Memo, 11 January 2011
Jo Trowsdale’s research points to training as a crucial factor in determining the artists suitability for school engagement. This remains to be a slice of a bigger picture. Olivia’s and Sandra’s transcripts refer to a process of continual learning. They talk about picking up experiences along the way. This then challenges Jo Trowsdale’s argument of artistic training as deterministic. Artistic training does offer directions but professional development helps to shape philosophical perspectives on how to teach. It is a dialogic experience between past training, present professional experience and their own construction of their learning experience. Also, more than just the training programme itself, the data identify ‘influential and older’ persons as well as significant and memorable ‘teaching moments’. These are also influential in shaping their world view/values/paradigm on the ‘training’ or ‘education’. There is a sense of the training experience as a community or world (Goodman?) made up of persons (older persons/teacher; students/peers), memorable moments (not limited to schools but also with other members of the theatre making community), and the experience of the learning they received from institution, persons and moments.

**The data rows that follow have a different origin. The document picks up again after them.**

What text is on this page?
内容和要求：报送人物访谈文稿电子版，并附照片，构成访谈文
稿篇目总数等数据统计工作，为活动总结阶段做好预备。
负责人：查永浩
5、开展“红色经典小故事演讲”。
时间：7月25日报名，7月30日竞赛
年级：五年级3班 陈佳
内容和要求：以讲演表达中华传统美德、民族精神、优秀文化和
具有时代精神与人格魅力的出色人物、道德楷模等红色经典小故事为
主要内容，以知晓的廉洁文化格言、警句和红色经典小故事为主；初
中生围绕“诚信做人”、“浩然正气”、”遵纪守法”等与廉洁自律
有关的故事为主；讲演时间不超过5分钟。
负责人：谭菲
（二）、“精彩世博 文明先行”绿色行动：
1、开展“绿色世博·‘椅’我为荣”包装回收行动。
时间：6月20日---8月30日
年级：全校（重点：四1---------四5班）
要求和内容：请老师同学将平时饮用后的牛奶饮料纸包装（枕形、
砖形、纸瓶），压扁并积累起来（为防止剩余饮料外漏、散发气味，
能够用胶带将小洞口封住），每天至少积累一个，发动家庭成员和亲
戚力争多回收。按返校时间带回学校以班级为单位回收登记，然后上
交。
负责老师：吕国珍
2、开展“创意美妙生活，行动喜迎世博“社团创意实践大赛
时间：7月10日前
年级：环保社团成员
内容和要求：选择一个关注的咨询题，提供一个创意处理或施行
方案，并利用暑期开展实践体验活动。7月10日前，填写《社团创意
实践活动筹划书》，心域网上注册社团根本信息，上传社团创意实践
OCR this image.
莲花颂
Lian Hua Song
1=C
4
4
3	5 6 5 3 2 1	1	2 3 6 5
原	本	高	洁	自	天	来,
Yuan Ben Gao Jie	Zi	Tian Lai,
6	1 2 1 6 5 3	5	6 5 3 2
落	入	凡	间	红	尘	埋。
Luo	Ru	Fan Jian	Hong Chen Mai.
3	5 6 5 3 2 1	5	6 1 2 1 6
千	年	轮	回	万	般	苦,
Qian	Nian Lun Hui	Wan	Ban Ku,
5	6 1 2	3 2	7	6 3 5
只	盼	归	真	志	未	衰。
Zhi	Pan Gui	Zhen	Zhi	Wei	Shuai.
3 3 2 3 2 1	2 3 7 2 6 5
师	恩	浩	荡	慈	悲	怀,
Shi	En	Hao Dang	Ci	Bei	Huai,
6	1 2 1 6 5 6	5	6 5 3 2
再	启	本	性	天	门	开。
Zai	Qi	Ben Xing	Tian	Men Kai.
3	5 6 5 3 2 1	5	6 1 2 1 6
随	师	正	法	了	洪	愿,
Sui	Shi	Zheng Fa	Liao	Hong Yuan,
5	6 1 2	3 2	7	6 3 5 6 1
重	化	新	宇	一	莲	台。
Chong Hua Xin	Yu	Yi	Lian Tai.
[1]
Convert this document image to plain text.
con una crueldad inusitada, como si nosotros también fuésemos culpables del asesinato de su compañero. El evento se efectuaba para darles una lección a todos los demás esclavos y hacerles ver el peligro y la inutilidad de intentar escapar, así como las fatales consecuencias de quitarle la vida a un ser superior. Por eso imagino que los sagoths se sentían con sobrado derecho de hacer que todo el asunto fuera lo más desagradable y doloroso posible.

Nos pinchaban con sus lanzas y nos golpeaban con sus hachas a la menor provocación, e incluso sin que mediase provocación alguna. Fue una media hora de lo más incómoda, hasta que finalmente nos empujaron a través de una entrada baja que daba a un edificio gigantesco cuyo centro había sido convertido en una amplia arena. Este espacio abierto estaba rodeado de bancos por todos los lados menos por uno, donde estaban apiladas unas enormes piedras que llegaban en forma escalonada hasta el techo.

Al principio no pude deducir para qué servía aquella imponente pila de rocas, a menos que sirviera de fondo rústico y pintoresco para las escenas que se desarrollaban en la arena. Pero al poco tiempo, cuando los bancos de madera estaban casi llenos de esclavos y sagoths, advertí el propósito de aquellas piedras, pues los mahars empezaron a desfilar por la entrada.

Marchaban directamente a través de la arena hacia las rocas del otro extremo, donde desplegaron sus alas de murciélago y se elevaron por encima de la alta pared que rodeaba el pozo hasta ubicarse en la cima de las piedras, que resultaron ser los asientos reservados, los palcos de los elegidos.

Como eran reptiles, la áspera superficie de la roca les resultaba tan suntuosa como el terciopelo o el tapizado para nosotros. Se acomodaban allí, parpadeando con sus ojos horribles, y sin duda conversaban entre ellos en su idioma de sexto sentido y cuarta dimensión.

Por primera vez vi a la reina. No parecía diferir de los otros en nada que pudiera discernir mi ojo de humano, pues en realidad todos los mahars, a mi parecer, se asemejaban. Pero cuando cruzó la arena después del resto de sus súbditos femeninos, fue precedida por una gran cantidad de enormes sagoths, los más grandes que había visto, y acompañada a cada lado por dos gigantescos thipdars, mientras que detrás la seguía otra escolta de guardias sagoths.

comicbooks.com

A significant discovery in the initial coding process was the presence of communities. The first was made up of older and “respected” teachers, spotting, supporting and nurturing younger talents. The second set of community was peers who were committed to doing something “out of nothing”. These communities were impactful in the way memberships in them generated knowledge and values about theatre making principles as well as about life at large. This emerging theme pointed to further readings on values as a constellation of action guiding ideas (Appiah 2006). This directed me to Bourdieu’s concept of habitus (1991), and Goodman’s
worldmaking (1978) as well as Clifford’s Geertz world view (1973).